3

In my folder, I have 2000 files, which are labeled A0001-A2000. In the second line of each file, there is a long (it should be the longest) line of characters. I would like to print all the file names with the length of the second line in one output.

so the output will look something like

A0001 231
A0002 123
A0003 56

If it is helpful I already have a code that will print the longest line of a file, but I am not tied to using awk if there is an easier way.

$ awk '{print length}' A0001.txt |sort -nr|head -1
231
2
  • 2
    Please clarify if you want to print the longest line from each file regardless of its line number or line number 2 from each file regardless of its length or something else. Your subject says Find and print the length of the longest line while your text says print all the file names with the length of the second line which elsewhere you say should be the longest so it's not clear what you want output if/when the 2nd line isnt the longest.
    – Ed Morton
    Mar 24, 2021 at 16:58
  • So for the work I am doing the longest line and the second line should be equal. I can explain if its necessary but its more biology/bioinformatics
    – Kevin
    Apr 7, 2021 at 15:23

3 Answers 3

4
awk 'FNR==2{print FILENAME,length; nextfile}' *

The glob expands to all files in the directory, and when Awk reaches the 2nd line it prints the filename and its length and skips to the next file. This nextfile is optional and for performance only.

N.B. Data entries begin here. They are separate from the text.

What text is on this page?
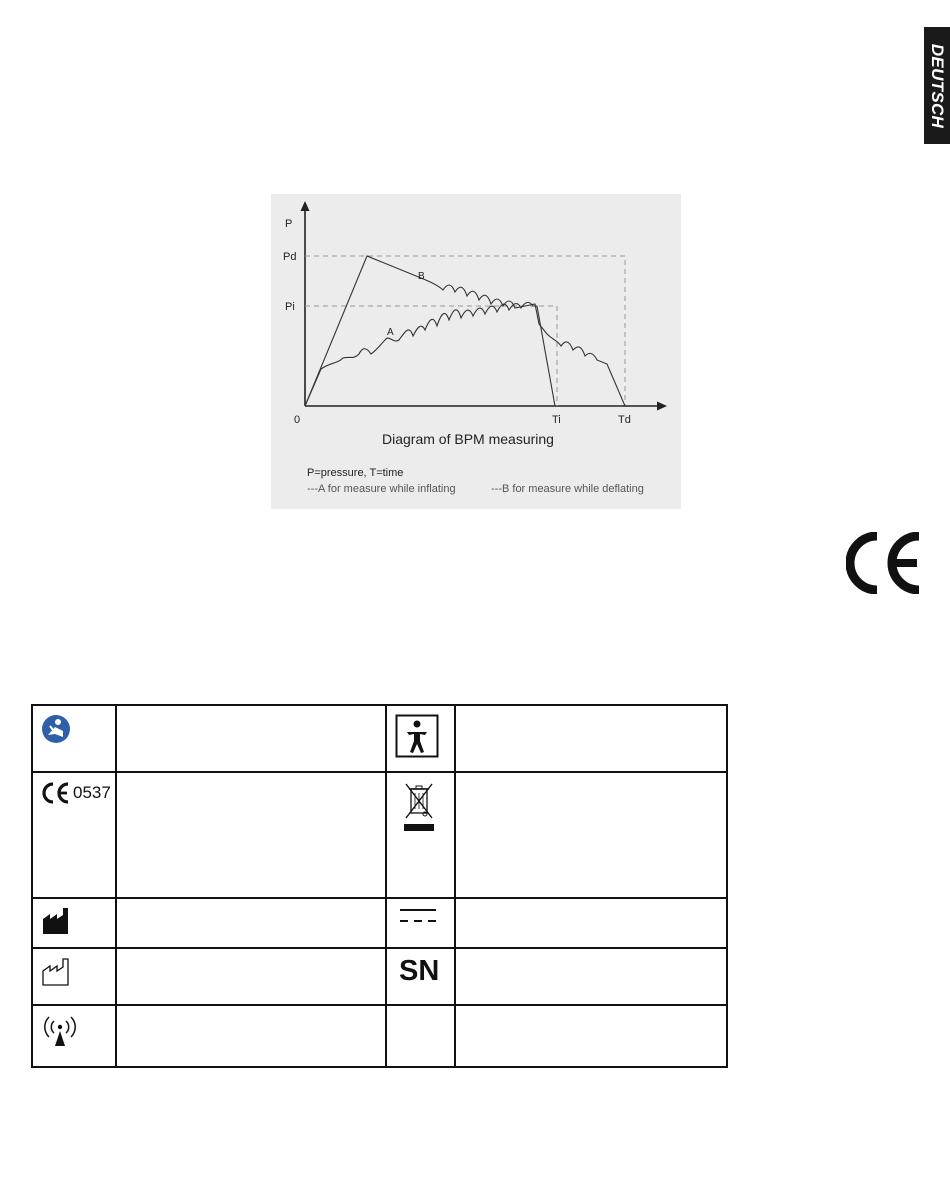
DEUTSCH
P
Pd
Pi
0	Ti	Td
A
B
Diagram of BPM measuring
P=pressure, T=time
---A for measure while inflating	---B for measure while deflating

0537

SN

If there may be non-regular files in the directory, use Find so that Awk does not choke:

find . -type f -maxdepth 1 -exec awk 'FNR==2{print FILENAME,length; nextfile}' {} +

-maxdepth 1 makes find non-recursive (i.e. it does not look into subdirectories). You can also use -prune if -maxdepth is not available.

4

If the max line might not be line 2, you can do:

  • with GNU awk

    gawk '
        BEGINFILE {max = -1} 
        length > max {max = length} 
        ENDFILE {print FILENAME, max}
    ' *
    
  • with non-GNU awk

    awk '
        FNR == 1 {
            if (filename != "") print filename, max
            filename = FILENAME
            max = -1
        }
        length > max {max = length}
        END {print filename, max}
    ' *
    
1
  • Could also print FNR to tell which line was longest. Or check it against the assumed 2 and scream if it's some other.
    – ilkkachu
    Mar 24, 2021 at 20:27
0

Normally the GNU wc should do the job.

wc -L A*
  • Assuming files don't choke the command line. In that scenario you can use a for loop or a find command.